The roots of the cervical nerves C1 through C8 come out of the spine above the vertebra with the same number except C8 which comes out of the cervical spine below the C7 vertebra. The nerves then split to innervate all the muscles of the shoulder, arm, forearm, and hand giving them motor function and sensitivity.

When any of these nerves is subjected to irritation through compression or inflammation, the symptoms of tingling, pain and decreased tenderness and decreased muscle strength in the path and territory of the innervation of this root arise more or less intensely.

The symptomatology of cervical radiculopathy may appear intermittently at first, with ups and downs, but may also appear more or less suddenly. The pain may be felt in one place (shoulder or elbow pain) or along a distally radiated path to the hand and fingers. These symptoms can affect grip strength as well as alter the type of handwriting. During these phases of more severe pain, cervical spine mobility is greatly diminished by the risk of worsening local or irradiated pain.

Some patients experience improvement of the pain in the lying position with the arm raised and the hand behind the head, because it indirectly decreased the tension in the inflamed root. 

Causes of Cervical Radiculopathy

Any situation that compresses or causes nerve irritation can cause cervical radiculopathy. The most common causes are:

  • Cervical disc herniation. If the inner material of the intervetebral disc contacts the nerve root (by rupturing the fibrous ring of the disc’s periphery), it causes irritation, inflammation, and compression of the nerve in question, with all the symptoms described. In a young adult this is perhaps the main cause of cervical radiculopathy.
  • Cervical canal stenosis (tightening). As part of the degenerative process of the cervical spine, changes in the “wear” of the posterior interapophyseal joints may contribute to the reduction of space available for neurological structures within the cervical canal and thereby to tighten the various cervical roots and spinal cord itself. This is why this type of symptomatology is more common in patients over 60 years.
  • Degenerative disease of the cervical discs. When a disc in the cervical spine has evolved in the process of degeneration, the disc becomes narrower, and obviously less movable (stiffer) and overloaded on the posterior interapophyseal joints, which often explains reflex pain in the shoulder blades or of the trapezoids at the posterior base of the neck often associated with difficulty bearing the weight of the head. Narrowing of the cervical discs will also condition a narrowing of foramina (holes where the cervical nerves come out of the spine). In these situations, inflammation and irritation of a cervical nerve is common, so this cause of radiculopathy is more common in patients older than 50 years. 

Cervical Radiculopathy Diagnosis

If symptoms do not regress with symptomatic therapy at baseline, the physician should order imaging – static and dynamic X-rays + Magnetic Resonance and computed tomography. In some cases to clarify the nerve root involved in the process, an EMG should be ordered. 

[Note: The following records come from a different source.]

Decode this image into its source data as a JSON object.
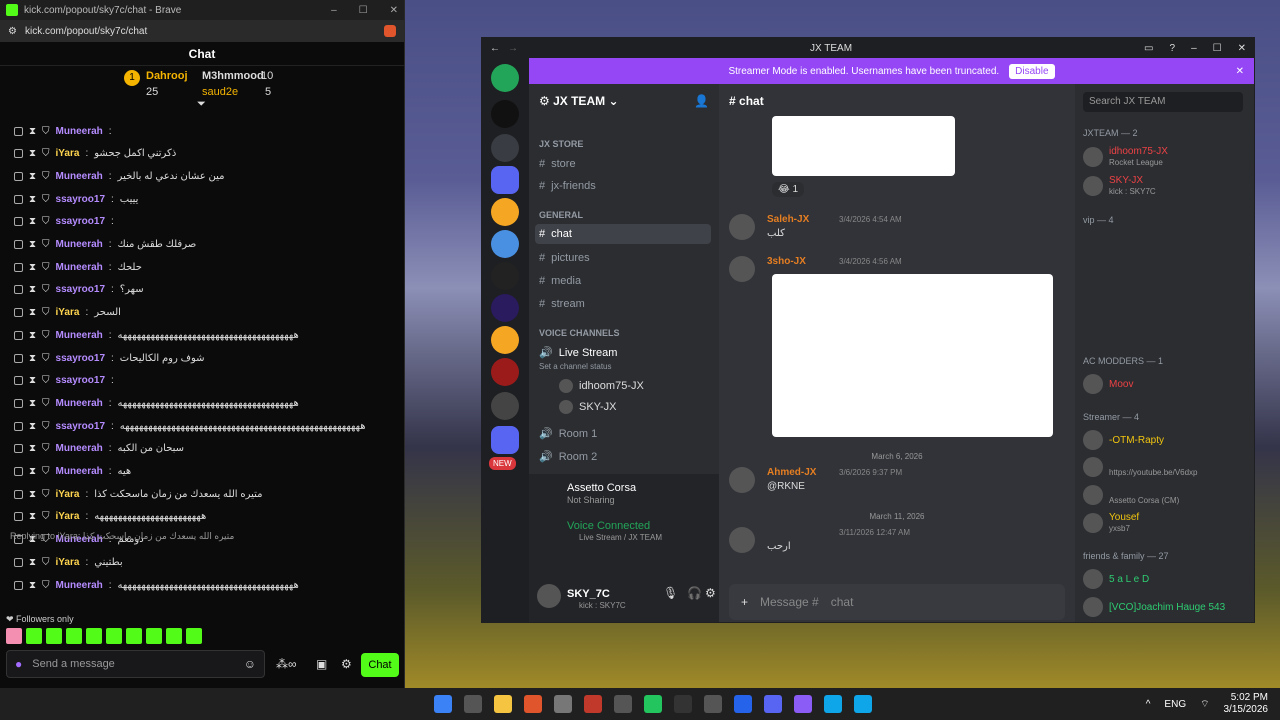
{
  "kick": {
    "window_title": "kick.com/popout/sky7c/chat - Brave",
    "url": "kick.com/popout/sky7c/chat",
    "header": "Chat",
    "leaders": [
      {
        "name": "Dahrooj",
        "count": "25"
      },
      {
        "name": "M3hmmood",
        "count": "10"
      },
      {
        "name": "saud2e",
        "count": "5"
      }
    ],
    "messages": [
      {
        "user": "Muneerah",
        "text": "",
        "color": "purple"
      },
      {
        "user": "iYara",
        "text": "ذكرتني اكمل جحشو",
        "color": "yellow"
      },
      {
        "user": "Muneerah",
        "text": "مين عشان ندعي له بالخير",
        "color": "purple"
      },
      {
        "user": "ssayroo17",
        "text": "يييب",
        "color": "purple"
      },
      {
        "user": "ssayroo17",
        "text": "",
        "color": "purple"
      },
      {
        "user": "Muneerah",
        "text": "صرفلك طقش منك",
        "color": "purple"
      },
      {
        "user": "Muneerah",
        "text": "حلحك",
        "color": "purple"
      },
      {
        "user": "ssayroo17",
        "text": "سهر؟",
        "color": "purple"
      },
      {
        "user": "iYara",
        "text": "السحر",
        "color": "yellow"
      },
      {
        "user": "Muneerah",
        "text": "ههههههههههههههههههههههههههههههههههههههه",
        "color": "purple"
      },
      {
        "user": "ssayroo17",
        "text": "شوف روم الكاليحات",
        "color": "purple"
      },
      {
        "user": "ssayroo17",
        "text": "",
        "color": "purple"
      },
      {
        "user": "Muneerah",
        "text": "ههههههههههههههههههههههههههههههههههههههه",
        "color": "purple"
      },
      {
        "user": "ssayroo17",
        "text": "ههههههههههههههههههههههههههههههههههههههههههههههههههههه",
        "color": "purple"
      },
      {
        "user": "Muneerah",
        "text": "سبحان من الكبه",
        "color": "purple"
      },
      {
        "user": "Muneerah",
        "text": "هيه",
        "color": "purple"
      },
      {
        "user": "iYara",
        "text": "متيره الله يسعدك من زمان ماسحكت كذا",
        "color": "yellow"
      },
      {
        "user": "iYara",
        "text": "هههههههههههههههههههههههه",
        "color": "yellow"
      },
      {
        "user": "Muneerah",
        "text": "دومعم",
        "color": "purple"
      },
      {
        "user": "iYara",
        "text": "بطتيني",
        "color": "yellow"
      },
      {
        "user": "Muneerah",
        "text": "ههههههههههههههههههههههههههههههههههههههه",
        "color": "purple"
      }
    ],
    "reply": "Replying to iYara: متيره الله يسعدك من زمان ماسحكت كذا",
    "followers": "Followers only",
    "input_placeholder": "Send a message",
    "send": "Chat"
  },
  "discord": {
    "title": "JX TEAM",
    "banner": "Streamer Mode is enabled. Usernames have been truncated.",
    "disable": "Disable",
    "server": "JX TEAM",
    "channel": "chat",
    "search": "Search JX TEAM",
    "categories": {
      "store": "JX STORE",
      "general": "GENERAL",
      "voice": "VOICE CHANNELS"
    },
    "channels": [
      "store",
      "jx-friends",
      "chat",
      "pictures",
      "media",
      "stream"
    ],
    "voice": {
      "live": "Live Stream",
      "status": "Set a channel status",
      "users": [
        "idhoom75-JX",
        "SKY-JX"
      ],
      "rooms": [
        "Room 1",
        "Room 2"
      ]
    },
    "activity": {
      "name": "Assetto Corsa",
      "state": "Not Sharing"
    },
    "vc": {
      "title": "Voice Connected",
      "sub": "Live Stream / JX TEAM"
    },
    "user": {
      "name": "SKY_7C",
      "sub": "kick : SKY7C"
    },
    "messages": [
      {
        "user": "Saleh-JX",
        "time": "3/4/2026 4:54 AM",
        "text": "كلب"
      },
      {
        "user": "3sho-JX",
        "time": "3/4/2026 4:56 AM",
        "text": ""
      },
      {
        "user": "Ahmed-JX",
        "time": "3/6/2026 9:37 PM",
        "text": "@RKNE"
      },
      {
        "user": "",
        "time": "3/11/2026 12:47 AM",
        "text": "ارحب"
      }
    ],
    "dividers": [
      "March 6, 2026",
      "March 11, 2026"
    ],
    "reaction": "1",
    "message_placeholder": "Message #",
    "members": {
      "groups": [
        "JXTEAM — 2",
        "vip — 4",
        "AC MODDERS — 1",
        "Streamer — 4",
        "friends & family — 27"
      ],
      "jx": [
        {
          "name": "idhoom75-JX",
          "sub": "Rocket League"
        },
        {
          "name": "SKY-JX",
          "sub": "kick : SKY7C"
        }
      ],
      "ac": "Moov",
      "streamers": [
        {
          "name": "-OTM-Rapty",
          "sub": ""
        },
        {
          "name": "",
          "sub": "https://youtube.be/V6dxp"
        },
        {
          "name": "",
          "sub": "Assetto Corsa (CM)"
        },
        {
          "name": "Yousef",
          "sub": "yxsb7"
        }
      ],
      "friends": [
        {
          "name": "5 a L e D",
          "sub": ""
        },
        {
          "name": "[VCO]Joachim Hauge 543",
          "sub": ""
        }
      ]
    }
  },
  "taskbar": {
    "lang": "ENG",
    "time": "5:02 PM",
    "date": "3/15/2026"
  }
}
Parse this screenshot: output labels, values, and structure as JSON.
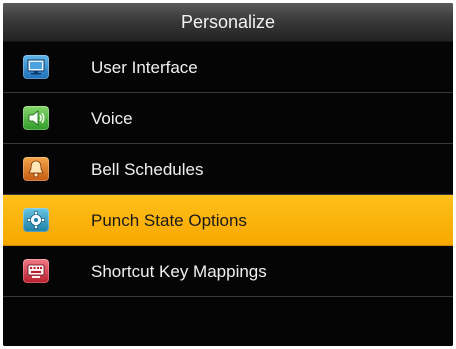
{
  "header": {
    "title": "Personalize"
  },
  "menu": {
    "items": [
      {
        "label": "User Interface",
        "icon": "monitor-icon",
        "selected": false
      },
      {
        "label": "Voice",
        "icon": "speaker-icon",
        "selected": false
      },
      {
        "label": "Bell Schedules",
        "icon": "bell-icon",
        "selected": false
      },
      {
        "label": "Punch State Options",
        "icon": "gear-icon",
        "selected": true
      },
      {
        "label": "Shortcut Key Mappings",
        "icon": "keyboard-icon",
        "selected": false
      }
    ]
  },
  "colors": {
    "background": "#050505",
    "selected_row": "#f9b200",
    "text": "#f0f0f0",
    "selected_text": "#1a1a1a"
  }
}
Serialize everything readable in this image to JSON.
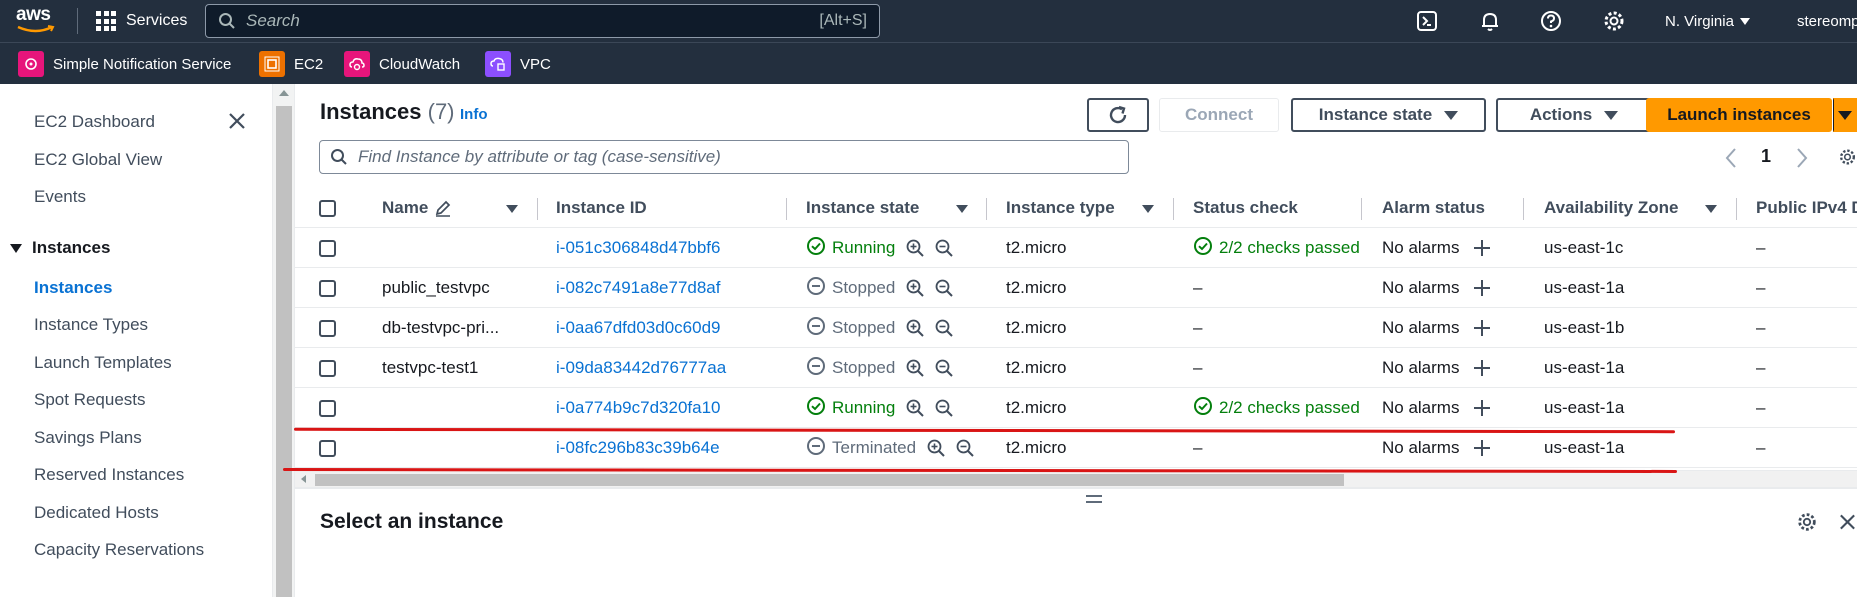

Cervical Radiculopathy Treatment

Conservative treatment should always be attempted at the outset through medication, moist heat, and cervical collar immobilization in the acute phase. If however symptoms persist after 6-12 weeks then surgical treatment should be considered. However if severe pain persists or if neurological signs such as decreased muscle strength get worse then surgery should be considered with the alternative treatment.

However, the vast majority of cervical radiculopathies resolve without surgery.

Most common types of surgical treatment:

  • Anterior cervical discectomy and intersomatic fusion. It is perhaps the most common type of surgery – see additional information on Anterior Cervical Spine Arthrodesis
  • Cervical disc arthroplasty. As an alternative to intersomatic fusion / arthrodesis in recent decades the possibility of replacing the torn and herniated disc with an artificial disc has emerged – see additional information – cervical disc arthroplasty.

Cervical surgery to decrease radiated pain or decreased strength in the upper upper limb has a success rate that according to the literature can be around 80 to 90%. However, like any surgery, cervical spine surgery has risks that should be shared with the patient in the conversation prior to surgery and the outcome of the proposed surgery should be estimated.